Potawatomi Zoological Society official in Botswana.
By JASON JACOBS
Stories from Southbendtribune.com
February 27, 2005
OKAVANGO DELTA, Botswana — I crept through the tall grass. Horseflies buzzed all around me. I swatted at them quietly. I had to be careful not to make too much noise so as not to scare away the pair of giraffes 50 feet from me.
But then they saw me.
At first, the two just looked at me curiously. After a few minutes, they went back to their feeding. The only sound was that of a rustling bush as one of the giraffes launched on green branches.
I had to be careful to constantly check behind me. When in Africa, you never know what might be hiding in the brush, waiting to pounce and make dinner of you.
Watching these giraffes from the ground, without any barriers between us, made me even more determined to bring the towering animals to the people of Michiana.
As a development director for the Potawatomi Zoological Society, I had come to the southern African country of Botswana to do research for the zoo’s new African exhibit. The display, which could be a reality within five years, would feature giraffes, an animal zoo visitors have requested for years.
Skyscrapers of the delta
Observing giraffes in the wild could be described as a surreal experience. They easily reach heights of 15 to 17 feet.
It was amazing to watch groups of giraffes make their way to a water hole. The herd would contain maybe 20 members but would be spread out over miles and miles of open land. They looked liked skyscrapers on the barren plain.
It was even more impressive to see a giraffe in a forest, though it was tricky. Their spots help them blend in almost perfectly.

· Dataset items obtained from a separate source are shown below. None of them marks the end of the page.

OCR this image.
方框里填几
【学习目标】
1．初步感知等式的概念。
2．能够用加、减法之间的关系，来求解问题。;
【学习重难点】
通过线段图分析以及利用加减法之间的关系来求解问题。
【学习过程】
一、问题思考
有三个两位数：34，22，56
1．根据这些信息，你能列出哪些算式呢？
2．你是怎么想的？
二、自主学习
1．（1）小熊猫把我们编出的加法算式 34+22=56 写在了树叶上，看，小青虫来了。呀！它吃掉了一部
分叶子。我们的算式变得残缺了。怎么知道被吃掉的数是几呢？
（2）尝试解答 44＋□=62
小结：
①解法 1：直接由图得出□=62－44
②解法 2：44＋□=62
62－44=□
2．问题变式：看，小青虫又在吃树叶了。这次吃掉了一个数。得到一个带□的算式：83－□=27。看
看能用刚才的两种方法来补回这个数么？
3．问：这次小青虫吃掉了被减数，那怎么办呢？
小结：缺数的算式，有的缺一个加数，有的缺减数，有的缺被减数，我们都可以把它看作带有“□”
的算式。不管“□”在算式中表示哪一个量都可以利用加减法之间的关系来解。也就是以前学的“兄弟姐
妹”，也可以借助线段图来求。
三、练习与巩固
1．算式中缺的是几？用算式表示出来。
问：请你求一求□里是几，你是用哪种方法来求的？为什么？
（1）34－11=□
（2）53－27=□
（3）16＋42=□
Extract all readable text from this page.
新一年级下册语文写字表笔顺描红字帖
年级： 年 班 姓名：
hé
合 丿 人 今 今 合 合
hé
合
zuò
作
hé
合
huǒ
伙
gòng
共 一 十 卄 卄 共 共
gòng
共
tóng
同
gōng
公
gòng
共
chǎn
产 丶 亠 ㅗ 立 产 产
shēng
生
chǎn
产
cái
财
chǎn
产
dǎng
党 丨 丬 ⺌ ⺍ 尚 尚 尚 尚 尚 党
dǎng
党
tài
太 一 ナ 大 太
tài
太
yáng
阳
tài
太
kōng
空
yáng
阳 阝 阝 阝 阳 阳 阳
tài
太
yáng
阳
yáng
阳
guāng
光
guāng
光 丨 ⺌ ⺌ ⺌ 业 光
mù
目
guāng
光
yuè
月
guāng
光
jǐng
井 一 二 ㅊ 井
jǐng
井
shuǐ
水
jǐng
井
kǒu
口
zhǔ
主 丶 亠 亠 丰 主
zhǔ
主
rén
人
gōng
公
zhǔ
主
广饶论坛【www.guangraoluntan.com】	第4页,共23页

Giraffes have excellent eyesight, which they can use to spot predators. I think the shorter animals of the veldt know this because I often saw gazelle, antelope or zebra associating with the giraffe, as though knowing that the giraffe can see predators approaching from over a mile away.
Home to the hoofed
The continent of Africa is home to more hoofed animals than any place in the world. The large population supports the continent’s many predators such as lion, hyena and wild dog.
The hoofed animals of Africa can be divided into two categories: odd-toed and even-toed.
Odd-toed animals are called perissodactyls and include the zebra and rhinoceros.
Even-toed animals are called artiodactyls and include the giraffe, warthog, hippopotamus, antelope, gazelle and buffalo.
Until I went to Africa, I did not realize the sheer number of these animals that live on the plains. Within a few miles, I saw hundreds of impala, waterbuck, wildebeest and smaller groups of zebra and giraffe.
Zebras were an impressive but rare sight. During my time in Botswana, I saw several solitary males but only one herd.
The stripes of a zebra are as individual as a human’s fingerprints. Scientists have debated for years over the function of stripes. Perhaps the black and white serve to thermo-regulate the body, or maybe the stripes disorient predators. Whatever the reason for the stripes, zebras are beautiful.
Hoofed and horned
Hoofed animals have a variety of horns, not to be confused with antlers.
Deer are the only animals that have antlers. Antlers are branched and are shed and re-grown each year. Horns are permanent. If an animal such as an antelope loses a horn during a fight, it will never grow back.
I saw more impala in Africa than any other hoofed animal.
As my bush flight was about to touch down in the Okavango Delta, a group of impala bounded across the air strip and made us miss our landing. We had to circle around again and wait for them to clear the dirt runway. I was amused to have my arrival delayed by exotic African wildlife.
My excitement for the impala, though, dulled after seeing thousands of them. I renamed them “mopala” after seeing more and more of them.
There were literally hours on end where the only animal I would see was impala. They were everywhere living among giraffes, baboons, elephants, monkeys and just about any other animal (except for predators).
The waterbuck, as its name suggests, is never far from water. It has a characteristic white circle or “bull’s-eye” on its rump.
Another water-loving antelope there is the red lechwe. This species lives in swamps and marshes. I often noticed it wading into the water holes to feed on waterlogged grasses. They have adapted elongated hooves, which keep them from sinking down in the muddy water.
Meanwhile, the massive eland is the world’s largest antelope, reaching weights of more than 2,000 pounds.
On the other end of the antelope spectrum is the tiny steenbok, which barely weighs 30 pounds.
One of the most interesting and prehistoric characters on the veldt is a bird called the ground hornbill. These hornbills have a hollow casque over their bill, which gives them their name.
Although capable of flight, I watched the birds hop and run around the bush where they would search out their prey of small mammals, snakes, lizards, and insects.
The ground hornbill is a species we plan to add to the zoo’s collection when we build an African veldt.
Dream of an exhibit
The quintessential picture of Africa is a giraffe, zebras, antelope, and gaggles of birds such as ostrich and crane peacefully coming down to the water hole to drink their fill.
This is the Africa we envision and want to bring to the Potawatomi Zoo.
Our exhibit would feature a viewing platform where zoo guests would actually feed and interact with the giraffes.